Although I’d immediately missed Brooke’s gentle presence after she left Haven, after my twelfth birthday, I realized that I’d taken her role in our family for granted. Without Brooke to fill the good-daughter shoes, my father was forced to turn his attention to me—and we all soon realized I was sorely lacking in that department. The daughter of an alpha was supposed to be a role model for the younger wolves, but I found it a struggle to keep my hands out of the dirt and my clothes clean, let alone to smile and help out around the village. And every time I failed, my father noticed and reprimanded me. For the first few weeks after my twelfth birthday, I hoped my father would eventually give up the struggle and focus on his new son, but instead, his rules simply became stricter and stricter, and Haven began to feel like a prison.
Meanwhile, I’d grown old enough to change into wolf form, and the more upset I got at my father’s restrictions, the more my shifts flew out of control. I hated the fact that I’d been born a girl, without the male ability to change form at will. In contrast, those of us unlucky enough to be born with two X chromosomes had to deal with what I liked to call “werewolf PMS from hell.” At that time of the month, human women cope with bloating, aches, and grumpiness, but the same hormones in werewolves cause us to change into wolf form at the drop of a hat, no matter how inconvenient fur and claws might be. This fact, more than anything else, was the reason werewolf packs were so repressively patriarchal, because the female werewolf really was the weaker vessel in need of shielding from the outside world. And I was even worse at controlling my shifts than most female wolves, which made my father’s disdain of my weakness yet more evident.

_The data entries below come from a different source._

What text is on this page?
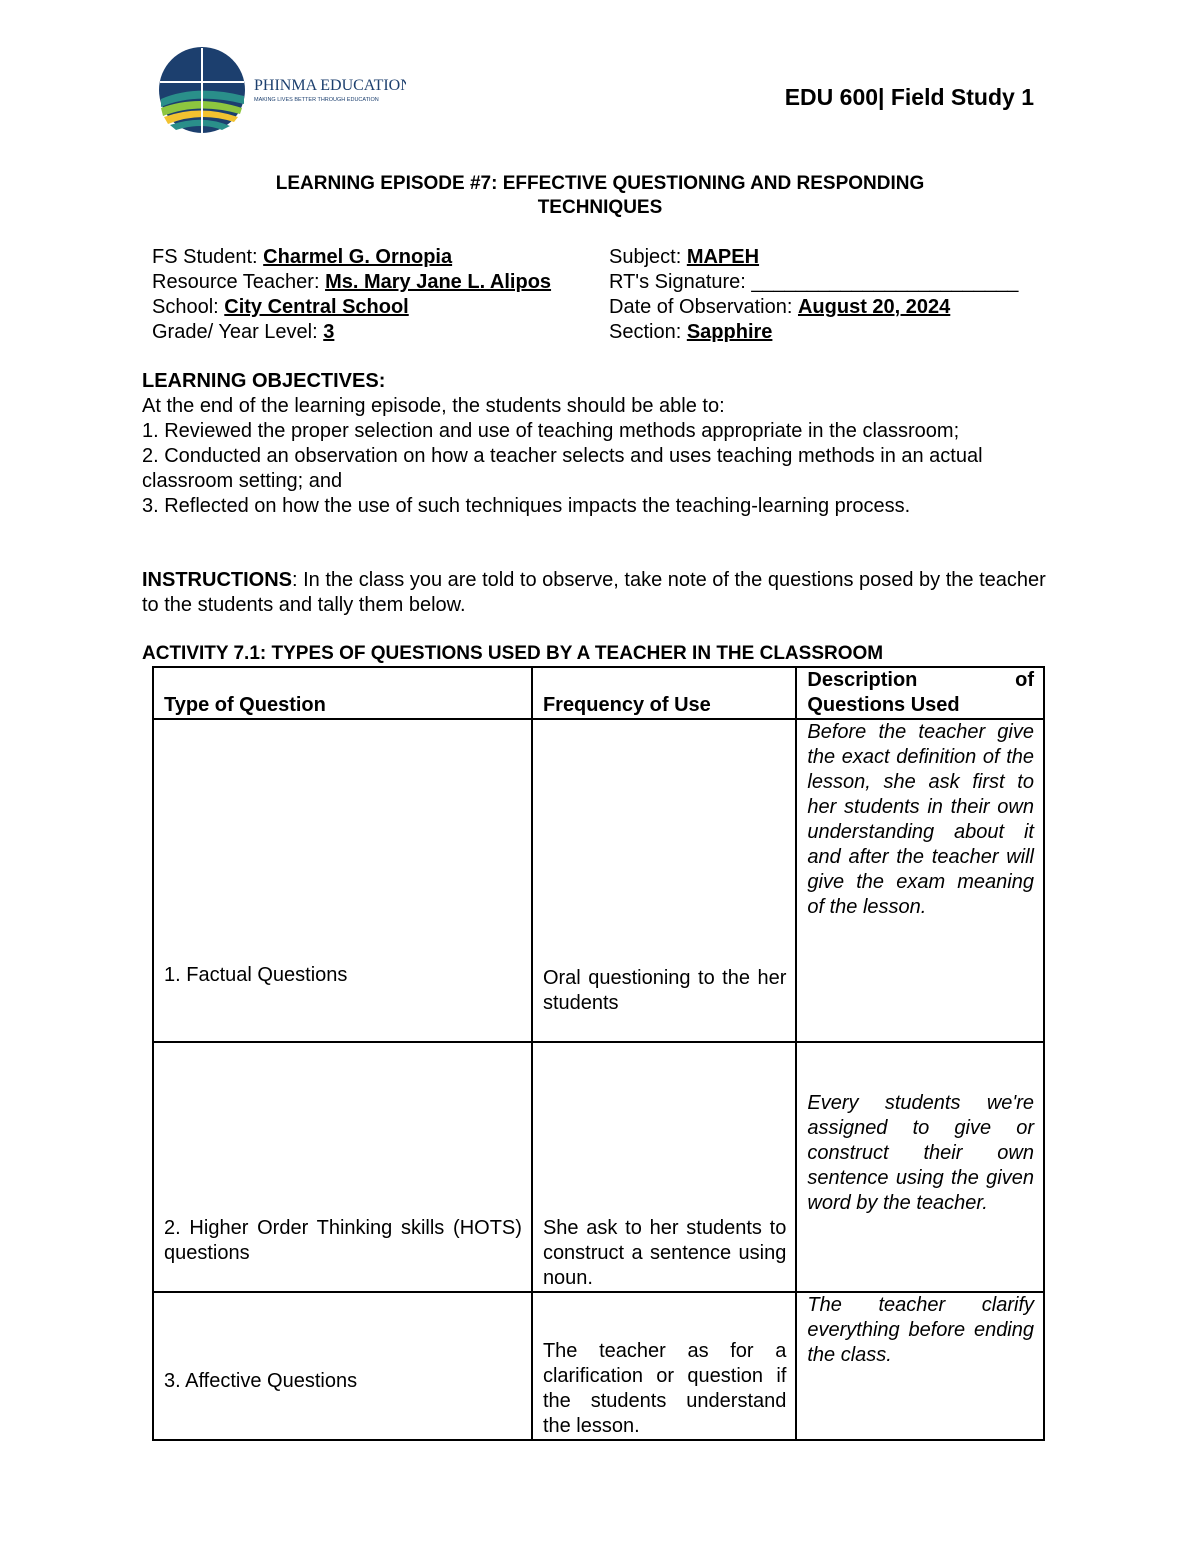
PHINMA EDUCATION
MAKING LIVES BETTER THROUGH EDUCATION	EDU 600| Field Study 1
LEARNING EPISODE #7: EFFECTIVE QUESTIONING AND RESPONDING
TECHNIQUES
FS Student: Charmel G. Ornopia
Resource Teacher: Ms. Mary Jane L. Alipos
School: City Central School
Grade/ Year Level: 3
Subject: MAPEH
RT's Signature: ________________________
Date of Observation: August 20, 2024
Section: Sapphire
LEARNING OBJECTIVES:
At the end of the learning episode, the students should be able to:
1. Reviewed the proper selection and use of teaching methods appropriate in the classroom;
2. Conducted an observation on how a teacher selects and uses teaching methods in an actual classroom setting; and
3. Reflected on how the use of such techniques impacts the teaching-learning process.
INSTRUCTIONS: In the class you are told to observe, take note of the questions posed by the teacher to the students and tally them below.
ACTIVITY 7.1: TYPES OF QUESTIONS USED BY A TEACHER IN THE CLASSROOM
Type of Question	Frequency of Use	Description of
Questions Used

1. Factual Questions	Oral questioning to the her students	Before the teacher give the exact definition of the lesson, she ask first to her students in their own understanding about it and after the teacher will give the exam meaning of the lesson.
2. Higher Order Thinking skills (HOTS) questions	She ask to her students to construct a sentence using noun.	Every students we're assigned to give or construct their own sentence using the given word by the teacher.
3. Affective Questions	The teacher as for a clarification or question if the students understand the lesson.	The teacher clarify everything before ending the class.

By the time I turned thirteen, I was flipping back and forth between wolf and human form dozens of times a month. My father was irate at my inability to control my wolf, and his frequent tirades made me shift even more often. Again, I had a hint of hope when I realized that the Chief was starting to give up on my potential to be a pack princess, meaning that I wasn’t likely to be married off to an alpha outside the pack to cement an alliance. But then I discovered that the only other alternative my father saw for me was to become the spinster daughter, hidden away in my attic bedroom for the rest of my life.
That realization prompted me to dive into my education, and for a while, school and books became a relief from my depressing home life. In Haven, all young werewolves studied at the village school, and most of us were expected to voluntarily end our schooling a few years after our first shifts began, when we were old enough to help out at home. But if a young werewolf showed aptitude for learning, he or she often continued studying under the schoolteachers, training to become a replacement teacher in the years to come. Since I wasn’t going to be a pack princess and was terrified of turning into a replica of my meek stepmother, I figured teaching would at least let me build a place for myself within the pack. However, on my fourteenth birthday, my father killed that dream just like all of my others. Waiting for me once again at the bottom of the stairs, the Chief informed me that I was no longer a student at the village school.

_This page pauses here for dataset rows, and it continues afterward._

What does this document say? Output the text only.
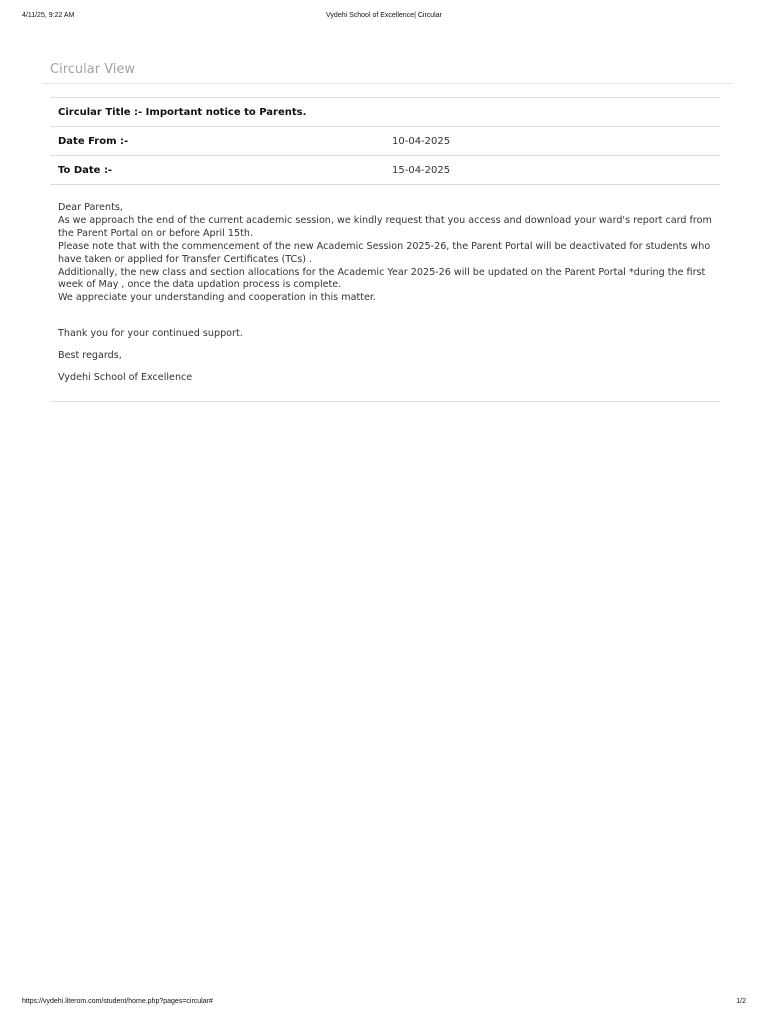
4/11/25, 9:22 AM	Vydehi School of Excellence| Circular
Circular View
Circular Title :- Important notice to Parents.	
Date From :-	10-04-2025
To Date :-	15-04-2025

Dear Parents,

As we approach the end of the current academic session, we kindly request that you access and download your ward's report card from the Parent Portal on or before April 15th.

Please note that with the commencement of the new Academic Session 2025-26, the Parent Portal will be deactivated for students who have taken or applied for Transfer Certificates (TCs) .

Additionally, the new class and section allocations for the Academic Year 2025-26 will be updated on the Parent Portal *during the first week of May , once the data updation process is complete.

We appreciate your understanding and cooperation in this matter.

Thank you for your continued support.

Best regards,

Vydehi School of Excellence

https://vydehi.literom.com/student/home.php?pages=circular#	1/2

The ensuing shouting match woke Cricket and my one-year-old brother, the latter of whom soon drowned out my arguments with wordless complaints of his own. In my anger, I shifted into wolf form and fled to the woods, but I eventually came home hungry, my tail between my legs. My father was waiting at the door in his own fur form, and his reproving bite on the top of my muzzle wasn’t the ceremonial chastisement most alphas would use against an erring underling. Instead, the Chief’s teeth broke through my skin, and I picked at the scabs in human form for days thereafter.
The scabs were what finally pushed me over the edge and made me decide to leave the pack. “A werewolf can’t survive alone,” Cricket had told me months earlier when I sobbed on her shoulder about my hatred of Haven, and I’d believed her then. But I was starting to realize that my wolf couldn’t survive within my father’s pack either. It was quite normal for young males to leave the village and hunt down another pack in order to court unrelated females, and teenage girls sometimes spent time in the outside world as well, so the possibility was there. But only if I could learn to control my shifts.

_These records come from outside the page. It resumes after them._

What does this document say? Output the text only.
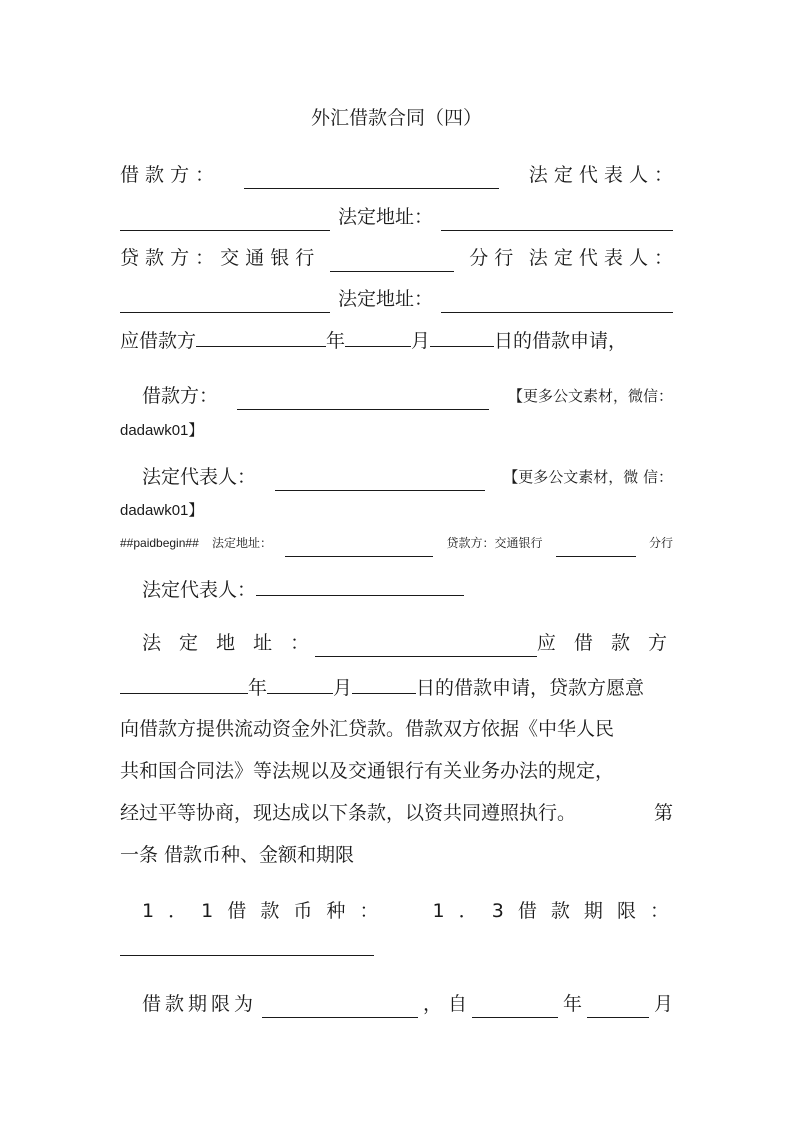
外汇借款合同（四）
借 款 方 ：	法 定 代 表 人 ：
法定地址：
贷 款 方 ： 交 通 银 行	分 行 法 定 代 表 人 ：
法定地址：
应借款方	年	月	日的借款申请，
借款方：	【更多公文素材，微信：
dadawk01】
法定代表人：	【更多公文素材，微 信：
dadawk01】
##paidbegin## 法定地址：	贷款方：交通银行	分行
法定代表人：
法 定 地 址 ：	应 借 款 方
年	月	日的借款申请，贷款方愿意
向借款方提供流动资金外汇贷款。借款双方依据《中华人民
共和国合同法》等法规以及交通银行有关业务办法的规定，
经过平等协商，现达成以下条款，以资共同遵照执行。	第
一条 借款币种、金额和期限
1 ． 1 借 款 币 种 ：	1 ． 3 借 款 期 限 ：
借款期限为	， 自	年	月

So I began to hunt down the root of my uncontrollable changes to wolf form. Whenever I could slip away, I would retreat into the woods and practice shifting for hours, until my legs were so wobbly with the effort that they could barely carry me home. Out of spite, I maintained the illusion of being out of control around my father, but by the time I was sixteen, my wolf and I were acting more like a team and less like two duelists. As I practiced, I came to the conclusion that any unpleasant emotion could trigger the shift; even seeing a ball flying toward me out of the corner of my eye was sometimes enough to make the wolf pull out her fur to protect us both. So I worked on proving to my wolf that I could take care of myself, and I also learned to smooth over my emotions, even during that time of the month when they were especially hard to control.